The factors that drive the Quality of Experience (QoE) for video consumption can be broadly classified into three categories:
Network and system factors: Network congestion during heavy usage periods, and associated delayed delivery of data packets falls in this category. The type of compression, codec used, average bit rate, amount of compression, buffer ratio, and joining time for multicast video can be some of the network and signal related factors, which significantly impact how the video content is finally rendered and played on a consumer’s device.
The genre of the content could also be associated as a system factor. For example, fast-paced (sports, action, comedy) content requires higher quality video than slow paced (drama, documentary). This is because fast-paced content has quick cuts and moves, and hence requires higher refresh rates, to provide higher quality images that satisfy a viewer.
Consumer factors: The personality of the consumer plays a big role in deciding the experience. Different people may have different levels of sensitivity to volume and channel changes. People who have a flair for technology, or let’s say, who understand technology more than an average viewer can sometimes be too critical and sensitive to even the minutest of QoE issues.
Interest plays an important role too. Content that resonates well with someone’s interest area results in higher QoE regardless of the actual video quality. So in my son’s case, because his favorite cartoon was playing, the pixelated view didn’t deter him from watching it spellbound. Also, if the visuals are too brilliant (captivating color scheme, unconventional camera moves, beautiful locales, and so on), consumers can sometimes have a high QoE even if the content does not correspond much with the viewer’s interest.
There are certain demography aspects as well. Age, gender, and cultural background can render different levels of QoE with people from different countries and continents. From my personal research and experience of interacting with people from across the globe, I feel that older people are more accommodating toward low-quality video, and often less critical. There also seems to exist gender-based differences in perception and response to the quality of video.
Contextual factors: The physical environment comprising viewing position, lighting condition, size of the TV screen, and so on, also drive the viewers’ QoE. For instance, a horror movie playing at night, with lights dimmed or completely turned off, will make for a scarier, more horrific, and engaging experience than if seen in a well-lit room.

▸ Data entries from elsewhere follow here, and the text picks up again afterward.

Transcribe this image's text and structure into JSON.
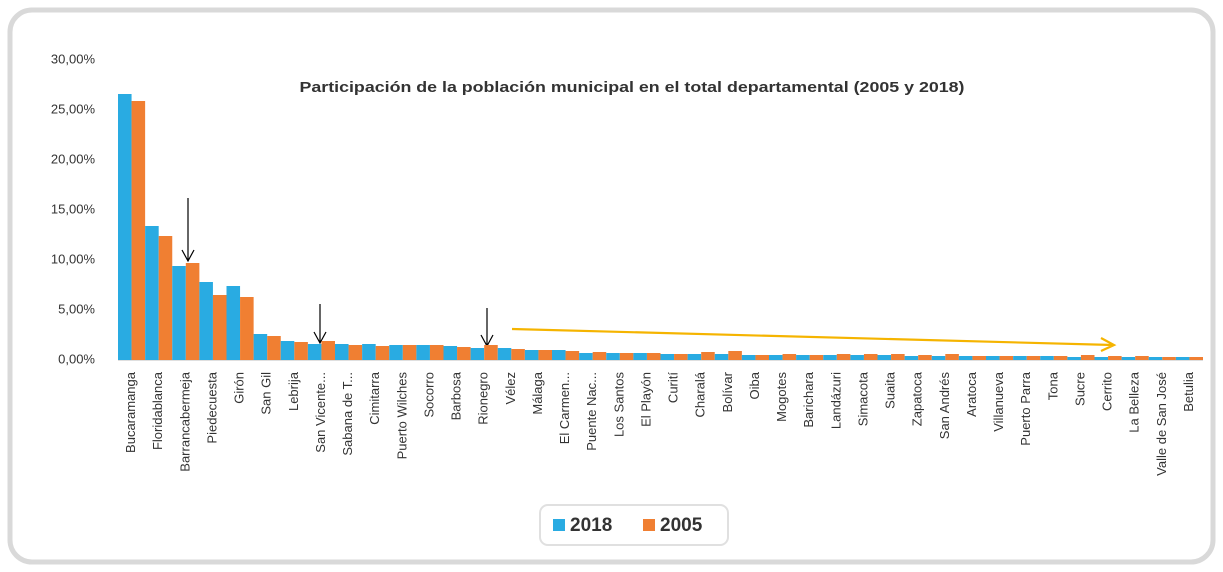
{
  "chart_data": {
    "type": "bar",
    "title": "Participación de la población municipal en el total departamental (2005 y 2018)",
    "categories": [
      "Bucaramanga",
      "Floridablanca",
      "Barrancabermeja",
      "Piedecuesta",
      "Girón",
      "San Gil",
      "Lebrija",
      "San Vicente...",
      "Sabana de T...",
      "Cimitarra",
      "Puerto Wilches",
      "Socorro",
      "Barbosa",
      "Rionegro",
      "Vélez",
      "Málaga",
      "El Carmen...",
      "Puente Nac...",
      "Los Santos",
      "El Playón",
      "Curití",
      "Charalá",
      "Bolívar",
      "Oiba",
      "Mogotes",
      "Barichara",
      "Landázuri",
      "Simacota",
      "Suaita",
      "Zapatoca",
      "San Andrés",
      "Aratoca",
      "Villanueva",
      "Puerto Parra",
      "Tona",
      "Sucre",
      "Cerrito",
      "La Belleza",
      "Valle de San José",
      "Betulia"
    ],
    "series": [
      {
        "name": "2018",
        "color": "#29abe2",
        "values": [
          26.6,
          13.4,
          9.4,
          7.8,
          7.4,
          2.6,
          1.9,
          1.6,
          1.6,
          1.6,
          1.5,
          1.5,
          1.4,
          1.2,
          1.2,
          1.0,
          1.0,
          0.7,
          0.7,
          0.7,
          0.6,
          0.6,
          0.6,
          0.5,
          0.5,
          0.5,
          0.5,
          0.5,
          0.5,
          0.4,
          0.4,
          0.4,
          0.4,
          0.4,
          0.4,
          0.3,
          0.3,
          0.3,
          0.3,
          0.3
        ]
      },
      {
        "name": "2005",
        "color": "#f07f32",
        "values": [
          25.9,
          12.4,
          9.7,
          6.5,
          6.3,
          2.4,
          1.8,
          1.9,
          1.5,
          1.4,
          1.5,
          1.5,
          1.3,
          1.5,
          1.1,
          1.0,
          0.9,
          0.8,
          0.7,
          0.7,
          0.6,
          0.8,
          0.9,
          0.5,
          0.6,
          0.5,
          0.6,
          0.6,
          0.6,
          0.5,
          0.6,
          0.4,
          0.4,
          0.4,
          0.4,
          0.5,
          0.4,
          0.4,
          0.3,
          0.3
        ]
      }
    ],
    "ylim": [
      0,
      30
    ],
    "yticks": [
      {
        "value": 0,
        "label": "0,00%"
      },
      {
        "value": 5,
        "label": "5,00%"
      },
      {
        "value": 10,
        "label": "10,00%"
      },
      {
        "value": 15,
        "label": "15,00%"
      },
      {
        "value": 20,
        "label": "20,00%"
      },
      {
        "value": 25,
        "label": "25,00%"
      },
      {
        "value": 30,
        "label": "30,00%"
      }
    ],
    "legend": "bottom"
  }
}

There are socio-economic conditions too. Household or personal income can also create a perception of how much one is paying to enjoy a service against the enjoyment the person experiences. Emotional conditions – whether watching alone or with a group of like-minded friends – is another deciding factor. For instance, my son’s different reactions to the same match in different situations – one, when he watched it all by himself, and the other time, with friends.

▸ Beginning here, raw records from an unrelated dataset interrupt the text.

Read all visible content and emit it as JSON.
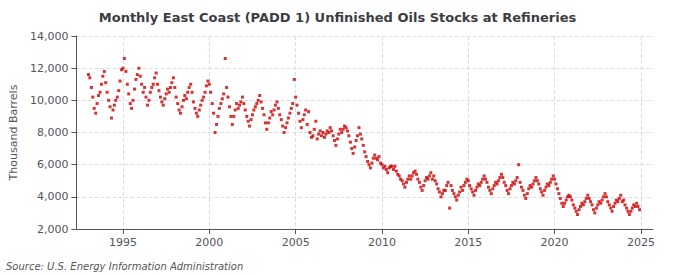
{
  "chart_data": {
    "type": "scatter",
    "title": "Monthly East Coast (PADD 1) Unfinished Oils Stocks at Refineries",
    "ylabel": "Thousand Barrels",
    "annotation": "Source: U.S. Energy Information Administration",
    "color": "#cc0000",
    "marker": "square",
    "grid": true,
    "xlim": [
      1992.3,
      2025.7
    ],
    "xticks": [
      1995,
      2000,
      2005,
      2010,
      2015,
      2020,
      2025
    ],
    "ylim": [
      2000,
      14000
    ],
    "yticks": [
      {
        "value": 2000,
        "label": "2,000"
      },
      {
        "value": 4000,
        "label": "4,000"
      },
      {
        "value": 6000,
        "label": "6,000"
      },
      {
        "value": 8000,
        "label": "8,000"
      },
      {
        "value": 10000,
        "label": "10,000"
      },
      {
        "value": 12000,
        "label": "12,000"
      },
      {
        "value": 14000,
        "label": "14,000"
      }
    ],
    "x": [
      1993.0,
      1993.08,
      1993.17,
      1993.25,
      1993.33,
      1993.42,
      1993.5,
      1993.58,
      1993.67,
      1993.75,
      1993.83,
      1993.92,
      1994.0,
      1994.08,
      1994.17,
      1994.25,
      1994.33,
      1994.42,
      1994.5,
      1994.58,
      1994.67,
      1994.75,
      1994.83,
      1994.92,
      1995.0,
      1995.08,
      1995.17,
      1995.25,
      1995.33,
      1995.42,
      1995.5,
      1995.58,
      1995.67,
      1995.75,
      1995.83,
      1995.92,
      1996.0,
      1996.08,
      1996.17,
      1996.25,
      1996.33,
      1996.42,
      1996.5,
      1996.58,
      1996.67,
      1996.75,
      1996.83,
      1996.92,
      1997.0,
      1997.08,
      1997.17,
      1997.25,
      1997.33,
      1997.42,
      1997.5,
      1997.58,
      1997.67,
      1997.75,
      1997.83,
      1997.92,
      1998.0,
      1998.08,
      1998.17,
      1998.25,
      1998.33,
      1998.42,
      1998.5,
      1998.58,
      1998.67,
      1998.75,
      1998.83,
      1998.92,
      1999.0,
      1999.08,
      1999.17,
      1999.25,
      1999.33,
      1999.42,
      1999.5,
      1999.58,
      1999.67,
      1999.75,
      1999.83,
      1999.92,
      2000.0,
      2000.08,
      2000.17,
      2000.25,
      2000.33,
      2000.42,
      2000.5,
      2000.58,
      2000.67,
      2000.75,
      2000.83,
      2000.92,
      2001.0,
      2001.08,
      2001.17,
      2001.25,
      2001.33,
      2001.42,
      2001.5,
      2001.58,
      2001.67,
      2001.75,
      2001.83,
      2001.92,
      2002.0,
      2002.08,
      2002.17,
      2002.25,
      2002.33,
      2002.42,
      2002.5,
      2002.58,
      2002.67,
      2002.75,
      2002.83,
      2002.92,
      2003.0,
      2003.08,
      2003.17,
      2003.25,
      2003.33,
      2003.42,
      2003.5,
      2003.58,
      2003.67,
      2003.75,
      2003.83,
      2003.92,
      2004.0,
      2004.08,
      2004.17,
      2004.25,
      2004.33,
      2004.42,
      2004.5,
      2004.58,
      2004.67,
      2004.75,
      2004.83,
      2004.92,
      2005.0,
      2005.08,
      2005.17,
      2005.25,
      2005.33,
      2005.42,
      2005.5,
      2005.58,
      2005.67,
      2005.75,
      2005.83,
      2005.92,
      2006.0,
      2006.08,
      2006.17,
      2006.25,
      2006.33,
      2006.42,
      2006.5,
      2006.58,
      2006.67,
      2006.75,
      2006.83,
      2006.92,
      2007.0,
      2007.08,
      2007.17,
      2007.25,
      2007.33,
      2007.42,
      2007.5,
      2007.58,
      2007.67,
      2007.75,
      2007.83,
      2007.92,
      2008.0,
      2008.08,
      2008.17,
      2008.25,
      2008.33,
      2008.42,
      2008.5,
      2008.58,
      2008.67,
      2008.75,
      2008.83,
      2008.92,
      2009.0,
      2009.08,
      2009.17,
      2009.25,
      2009.33,
      2009.42,
      2009.5,
      2009.58,
      2009.67,
      2009.75,
      2009.83,
      2009.92,
      2010.0,
      2010.08,
      2010.17,
      2010.25,
      2010.33,
      2010.42,
      2010.5,
      2010.58,
      2010.67,
      2010.75,
      2010.83,
      2010.92,
      2011.0,
      2011.08,
      2011.17,
      2011.25,
      2011.33,
      2011.42,
      2011.5,
      2011.58,
      2011.67,
      2011.75,
      2011.83,
      2011.92,
      2012.0,
      2012.08,
      2012.17,
      2012.25,
      2012.33,
      2012.42,
      2012.5,
      2012.58,
      2012.67,
      2012.75,
      2012.83,
      2012.92,
      2013.0,
      2013.08,
      2013.17,
      2013.25,
      2013.33,
      2013.42,
      2013.5,
      2013.58,
      2013.67,
      2013.75,
      2013.83,
      2013.92,
      2014.0,
      2014.08,
      2014.17,
      2014.25,
      2014.33,
      2014.42,
      2014.5,
      2014.58,
      2014.67,
      2014.75,
      2014.83,
      2014.92,
      2015.0,
      2015.08,
      2015.17,
      2015.25,
      2015.33,
      2015.42,
      2015.5,
      2015.58,
      2015.67,
      2015.75,
      2015.83,
      2015.92,
      2016.0,
      2016.08,
      2016.17,
      2016.25,
      2016.33,
      2016.42,
      2016.5,
      2016.58,
      2016.67,
      2016.75,
      2016.83,
      2016.92,
      2017.0,
      2017.08,
      2017.17,
      2017.25,
      2017.33,
      2017.42,
      2017.5,
      2017.58,
      2017.67,
      2017.75,
      2017.83,
      2017.92,
      2018.0,
      2018.08,
      2018.17,
      2018.25,
      2018.33,
      2018.42,
      2018.5,
      2018.58,
      2018.67,
      2018.75,
      2018.83,
      2018.92,
      2019.0,
      2019.08,
      2019.17,
      2019.25,
      2019.33,
      2019.42,
      2019.5,
      2019.58,
      2019.67,
      2019.75,
      2019.83,
      2019.92,
      2020.0,
      2020.08,
      2020.17,
      2020.25,
      2020.33,
      2020.42,
      2020.5,
      2020.58,
      2020.67,
      2020.75,
      2020.83,
      2020.92,
      2021.0,
      2021.08,
      2021.17,
      2021.25,
      2021.33,
      2021.42,
      2021.5,
      2021.58,
      2021.67,
      2021.75,
      2021.83,
      2021.92,
      2022.0,
      2022.08,
      2022.17,
      2022.25,
      2022.33,
      2022.42,
      2022.5,
      2022.58,
      2022.67,
      2022.75,
      2022.83,
      2022.92,
      2023.0,
      2023.08,
      2023.17,
      2023.25,
      2023.33,
      2023.42,
      2023.5,
      2023.58,
      2023.67,
      2023.75,
      2023.83,
      2023.92,
      2024.0,
      2024.08,
      2024.17,
      2024.25,
      2024.33,
      2024.42,
      2024.5,
      2024.58,
      2024.67,
      2024.75,
      2024.83,
      2024.92
    ],
    "values": [
      11600,
      11400,
      10800,
      10200,
      9500,
      9200,
      9800,
      10300,
      10500,
      11000,
      11500,
      11800,
      11100,
      10500,
      10000,
      9600,
      8900,
      9400,
      9700,
      10000,
      10200,
      10600,
      11200,
      11900,
      12000,
      12600,
      11800,
      11000,
      10400,
      9800,
      9500,
      10000,
      10700,
      11300,
      11600,
      12000,
      11500,
      11000,
      10500,
      10800,
      10200,
      9700,
      10000,
      10500,
      10800,
      11000,
      11400,
      11700,
      11000,
      10600,
      10200,
      9900,
      9700,
      10100,
      10400,
      10700,
      10500,
      10800,
      11100,
      11400,
      10800,
      10200,
      9800,
      9400,
      9200,
      9600,
      10000,
      10300,
      10100,
      10500,
      10800,
      11000,
      10500,
      9900,
      9500,
      9200,
      9000,
      9400,
      9700,
      10000,
      10200,
      10500,
      10900,
      11200,
      11000,
      10500,
      9800,
      9200,
      8000,
      8500,
      9000,
      9500,
      9800,
      10100,
      10400,
      12600,
      10800,
      10200,
      9600,
      9000,
      8500,
      9000,
      9400,
      9800,
      9500,
      9700,
      9900,
      10200,
      9800,
      9400,
      9000,
      8700,
      8400,
      8800,
      9100,
      9400,
      9600,
      9800,
      10000,
      10300,
      9900,
      9500,
      9100,
      8600,
      8200,
      8600,
      8900,
      9300,
      9100,
      9400,
      9700,
      9900,
      9500,
      9100,
      8800,
      8400,
      8000,
      8300,
      8600,
      8900,
      9200,
      9500,
      9800,
      11300,
      10200,
      9700,
      9200,
      8700,
      8300,
      8800,
      9100,
      9400,
      8500,
      9300,
      8000,
      7700,
      7800,
      8200,
      8700,
      7600,
      7900,
      8100,
      7800,
      8000,
      7700,
      7900,
      8100,
      8000,
      8300,
      8100,
      7800,
      7500,
      7200,
      7600,
      7900,
      8200,
      8000,
      8200,
      8400,
      8300,
      8100,
      7800,
      7400,
      7000,
      6700,
      7100,
      7500,
      7800,
      8300,
      7900,
      7600,
      7200,
      6800,
      6500,
      6200,
      6000,
      5800,
      6100,
      6400,
      6600,
      6400,
      6300,
      6500,
      6100,
      6000,
      5800,
      5900,
      5700,
      5500,
      5800,
      5900,
      5900,
      5700,
      5900,
      5600,
      5400,
      5300,
      5100,
      5000,
      4800,
      4600,
      4900,
      5100,
      5300,
      5100,
      5300,
      5500,
      5600,
      5400,
      5100,
      4900,
      4600,
      4400,
      4700,
      5000,
      5200,
      5100,
      5300,
      5500,
      5100,
      5300,
      5000,
      4800,
      4500,
      4300,
      4000,
      4200,
      4400,
      4400,
      4700,
      4900,
      3300,
      4700,
      4400,
      4200,
      4000,
      3800,
      4100,
      4300,
      4600,
      4400,
      4700,
      4900,
      5100,
      5000,
      4700,
      4500,
      4300,
      4100,
      4400,
      4600,
      4800,
      4700,
      4900,
      5100,
      5300,
      5100,
      4900,
      4600,
      4400,
      4200,
      4500,
      4700,
      4900,
      4800,
      5000,
      5200,
      5400,
      5200,
      4900,
      4700,
      4400,
      4200,
      4500,
      4700,
      4900,
      4800,
      5000,
      5200,
      6000,
      4900,
      4600,
      4400,
      4100,
      3900,
      4200,
      4500,
      4700,
      4600,
      4800,
      5000,
      5200,
      5000,
      4800,
      4500,
      4300,
      4100,
      4400,
      4600,
      4800,
      4700,
      4900,
      5100,
      5300,
      5100,
      4800,
      4500,
      4200,
      3900,
      3600,
      3400,
      3600,
      3800,
      4000,
      4100,
      4000,
      3800,
      3500,
      3300,
      3100,
      2900,
      3200,
      3400,
      3600,
      3500,
      3700,
      3900,
      4100,
      3900,
      3700,
      3500,
      3200,
      3000,
      3300,
      3500,
      3700,
      3600,
      3800,
      4000,
      4200,
      4000,
      3700,
      3500,
      3300,
      3100,
      3400,
      3600,
      3800,
      3700,
      3900,
      4100,
      3700,
      3800,
      3500,
      3300,
      3100,
      2900,
      3100,
      3300,
      3500,
      3400,
      3600,
      3400,
      3200
    ]
  }
}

So, measuring the network Quality of Service (QoS) alone for deciding the viewers’ QoE may be misleading and insufficient. Like everything associated with emotions and feelings, QoE is a complex parameter – a function of so many variables. For a DSP looking to enhance viewers’ customer experience and in turn drive customer retention, only measuring the network and system related factors won’t help. In this digital age, when viewers are bombarded with all kinds of media from various channels, DSPs can stand out by offering what the viewer wants, whenever, and wherever. After all, the consumer rules, and context is king!